Philip Lambok

Fan Out, Fan In Pattern in Go

Fan Out, Fan In Pattern in Go

Originally published on Substack.

In the previous article, we already discussed the pipeline pattern in Go. Now, we’ll look at another design pattern in concurrency: fan out, fan in.

Fan out, fan in diagram

Fan out is a process of separating big tasks into many sub-tasks. And processing the sub-tasks concurrently with many goroutines. The fan-in is a process of reading all the channels concurrently with many goroutines.

There will be a lot of real use cases to use this pattern. For example, we can use this pattern to write monitoring server tools. Where we can fan out goroutines to listen for CPU and memory usage. And fanning in goroutines to create metrics and generate alerts.

Now, let’s write a basic example to show what it looks like. Our program will multiply the input with 2, and print the result. Here’s the example input and output:

Input:

2
10
50

Output:

4
20
100

Let’s first write the program without concurrency:

func main() {
  nums := []int{2, 10, 50}

  for _, num := range nums {
    fmt.Println(num * 2)
  }
}

Go will run all the calculations one by one sequentially. We only process all the calculations with only one CPU, which is not efficient.

Let’s rewrite it to use many goroutines. First, we’ll create the multiply method that accepts the number and returns the channel. The returned channel will include the multiplied number.

func multiply(num int) <-chan int {
  out := make(chan int)

  go func() {
    out <- num * 2
    close(out)
  }()

  return out
}

Then, let’s create the print method that reads all the values from many channels one by one:

func print(cs ...<-chan int) {
  for _, c := range cs {
    for n := range c {
      fmt.Println(n)
    }
  }
}

The main function:

func main() {
  c1 := multiply(2)
  c2 := multiply(10)
  c3 := multiply(20)

  print(c1, c2, c3)
}
4
20
40

Now, we’ve already processed all the calculations with concurrency. We’re already using fan-out, but we still don’t use the fan-in. As you can see in the print method, we still read all the channels one by one. We’re not using many goroutines.

We can see the problem with the approach when there is complex logic in the reading channel.
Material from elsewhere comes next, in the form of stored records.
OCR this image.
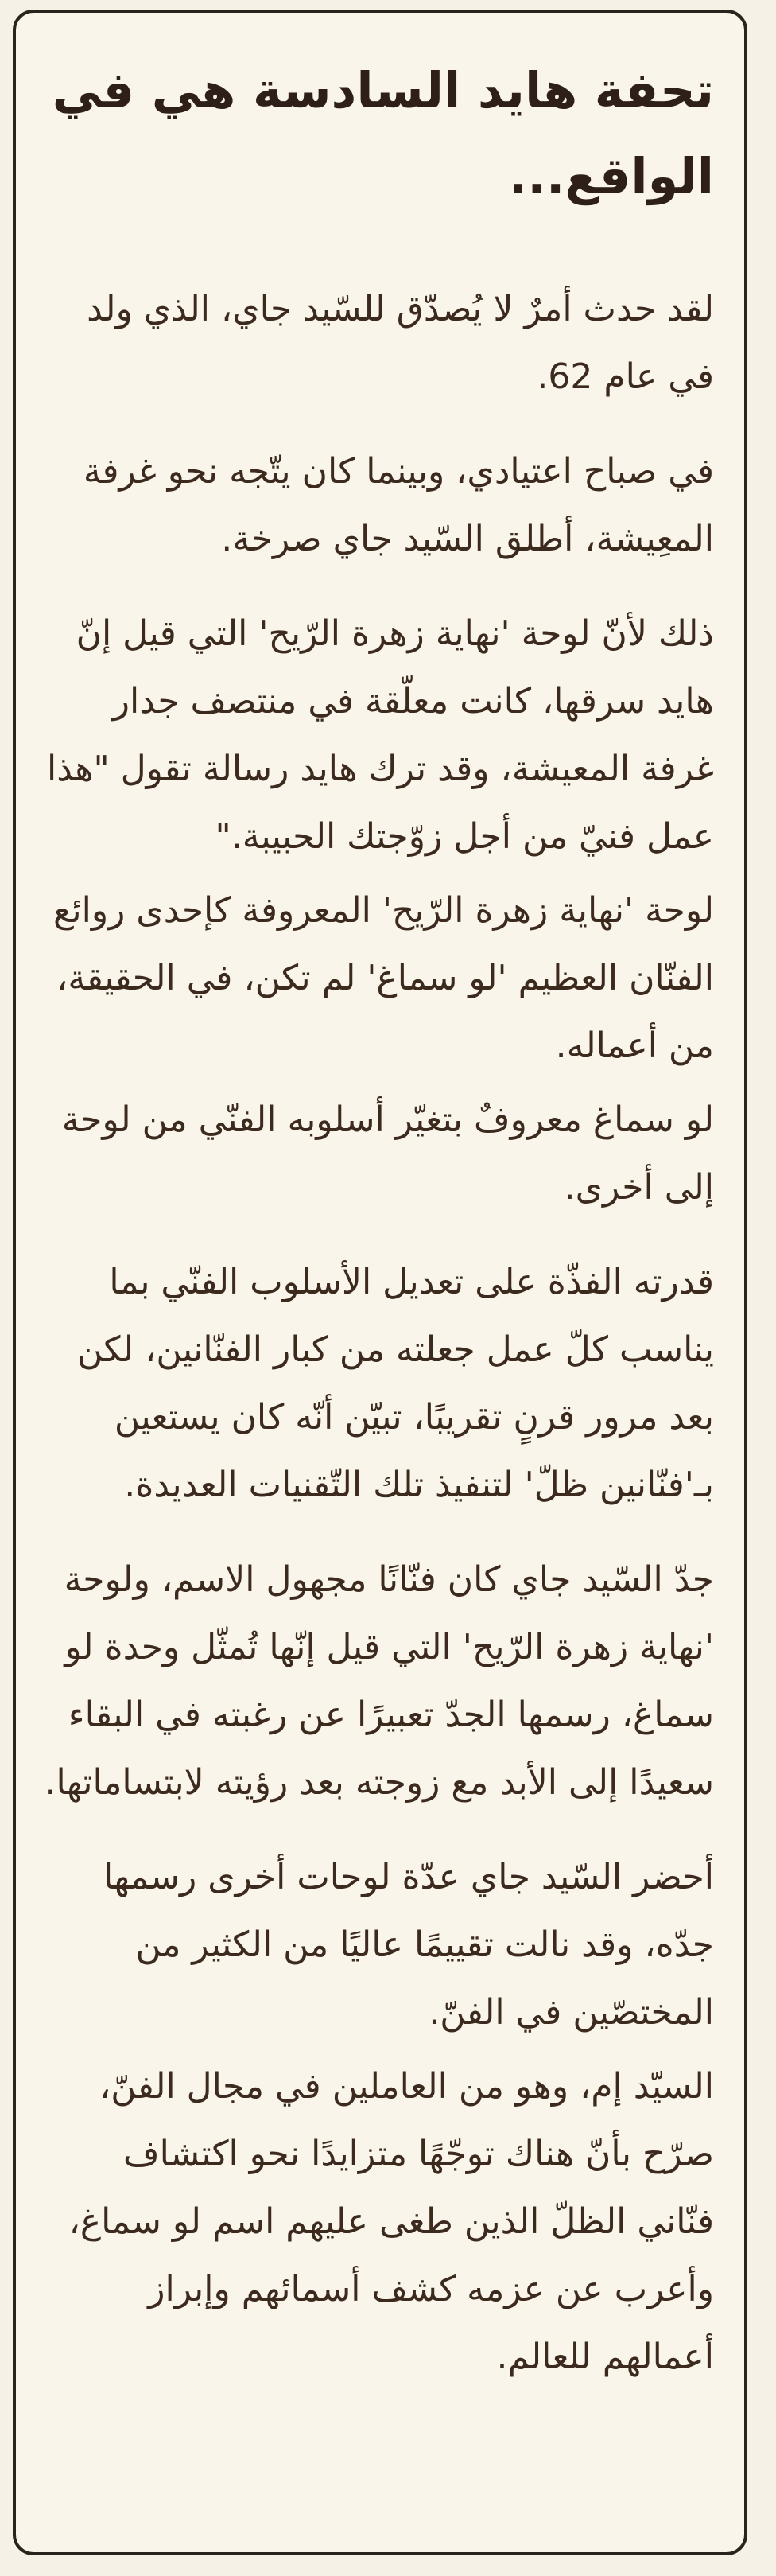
تحفة هايد السادسة هي في الواقع...

لقد حدث أمرٌ لا يُصدّق للسّيد جاي، الذي ولد في عام 62.

في صباح اعتيادي، وبينما كان يتّجه نحو غرفة المعِيشة، أطلق السّيد جاي صرخة.

ذلك لأنّ لوحة 'نهاية زهرة الرّيح' التي قيل إنّ هايد سرقها، كانت معلّقة في منتصف جدار غرفة المعيشة، وقد ترك هايد رسالة تقول "هذا عمل فنيّ من أجل زوّجتك الحبيبة."

لوحة 'نهاية زهرة الرّيح' المعروفة كإحدى روائع الفنّان العظيم 'لو سماغ' لم تكن، في الحقيقة، من أعماله.

لو سماغ معروفٌ بتغيّر أسلوبه الفنّي من لوحة إلى أخرى.

قدرته الفذّة على تعديل الأسلوب الفنّي بما يناسب كلّ عمل جعلته من كبار الفنّانين، لكن بعد مرور قرنٍ تقريبًا، تبيّن أنّه كان يستعين بـ'فنّانين ظلّ' لتنفيذ تلك التّقنيات العديدة.

جدّ السّيد جاي كان فنّانًا مجهول الاسم، ولوحة 'نهاية زهرة الرّيح' التي قيل إنّها تُمثّل وحدة لو سماغ، رسمها الجدّ تعبيرًا عن رغبته في البقاء سعيدًا إلى الأبد مع زوجته بعد رؤيته لابتساماتها.

أحضر السّيد جاي عدّة لوحات أخرى رسمها جدّه، وقد نالت تقييمًا عاليًا من الكثير من المختصّين في الفنّ.

السيّد إم، وهو من العاملين في مجال الفنّ، صرّح بأنّ هناك توجّهًا متزايدًا نحو اكتشاف فنّاني الظلّ الذين طغى عليهم اسم لو سماغ، وأعرب عن عزمه كشف أسمائهم وإبراز أعمالهم للعالم.
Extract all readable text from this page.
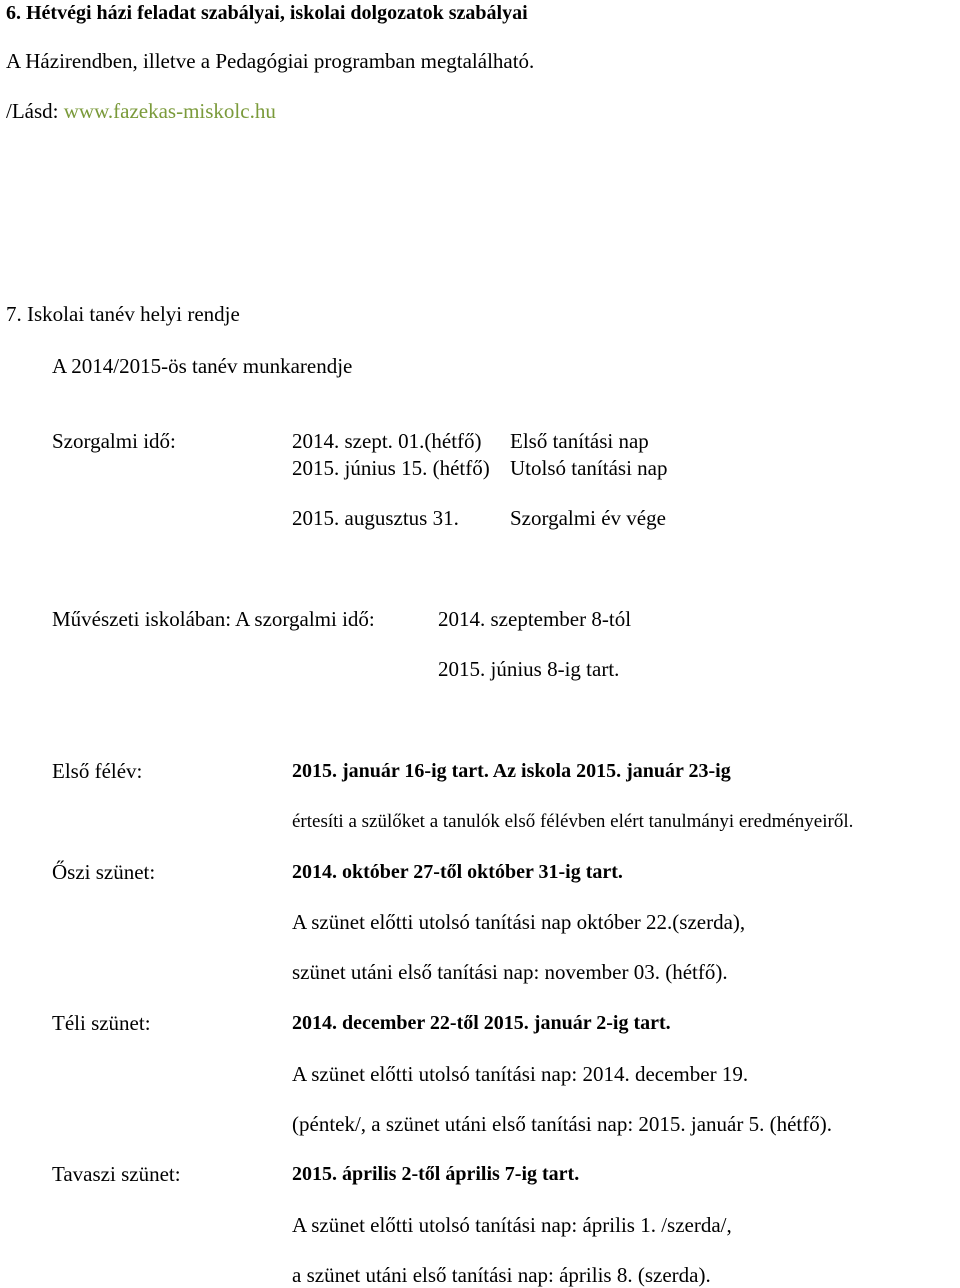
6. Hétvégi házi feladat szabályai, iskolai dolgozatok szabályai
A Házirendben, illetve a Pedagógiai programban megtalálható.
/Lásd: www.fazekas-miskolc.hu
7. Iskolai tanév helyi rendje
A 2014/2015-ös tanév munkarendje
Szorgalmi idő:	2014. szept. 01.(hétfő) Első tanítási nap
2015. június 15. (hétfő) Utolsó tanítási nap
2015. augusztus 31. Szorgalmi év vége
Művészeti iskolában: A szorgalmi idő:	2014. szeptember 8-tól
2015. június 8-ig tart.
Első félév:	2015. január 16-ig tart. Az iskola 2015. január 23-ig
értesíti a szülőket a tanulók első félévben elért tanulmányi eredményeiről.
Őszi szünet:	2014. október 27-től október 31-ig tart.
A szünet előtti utolsó tanítási nap október 22.(szerda),
szünet utáni első tanítási nap: november 03. (hétfő).
Téli szünet:	2014. december 22-től 2015. január 2-ig tart.
A szünet előtti utolsó tanítási nap: 2014. december 19.
(péntek/, a szünet utáni első tanítási nap: 2015. január 5. (hétfő).
Tavaszi szünet:	2015. április 2-től április 7-ig tart.
A szünet előtti utolsó tanítási nap: április 1. /szerda/,
a szünet utáni első tanítási nap: április 8. (szerda).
Like in our real use case example (creating monitoring tools). After we read the CPU and memory usage, we generate metrics and alerts. So, when we have 5 channels to read, our program will need to generate 5 metrics one by one, not concurrently. Which is not efficient.

Now, let’s rewrite the printer method to read all the channel values concurrently:

func merge(cs ...<-chan int) <-chan int {
  var wg sync.WaitGroup
  out := make(chan int)

  output := func(c <-chan int) {
    for n := range c {
      out <- n
    }
    wg.Done()
  }

  wg.Add(len(cs))
  for _, c := range cs {
    go output(c)
  }

  go func() {
    wg.Wait()
    close(out)
  }()

  return out
}

We rename the function into the merge method. Because in this function, we no longer print all the values. Instead, we merge values from 3 channels into 1 channel.

We’ll use sync.WaitGroup to track the reading process for all goroutines. Also trigger “wg.Wait” and close the channel in another goroutine.

Now, the printer will be done in the main method:

func main() {
  c1 := multiply(2)
  c2 := multiply(10)
  c3 := multiply(20)

  result := print(c1, c2, c3)

  for n := range result {
    fmt.Println(n)
  }
}
4
40
20

The order will be different but that’s ok, because we read the channel concurrently, so we can’t control the order.


That’s all for this article. I hope you can get something from it. Happy hacking and see you in another article.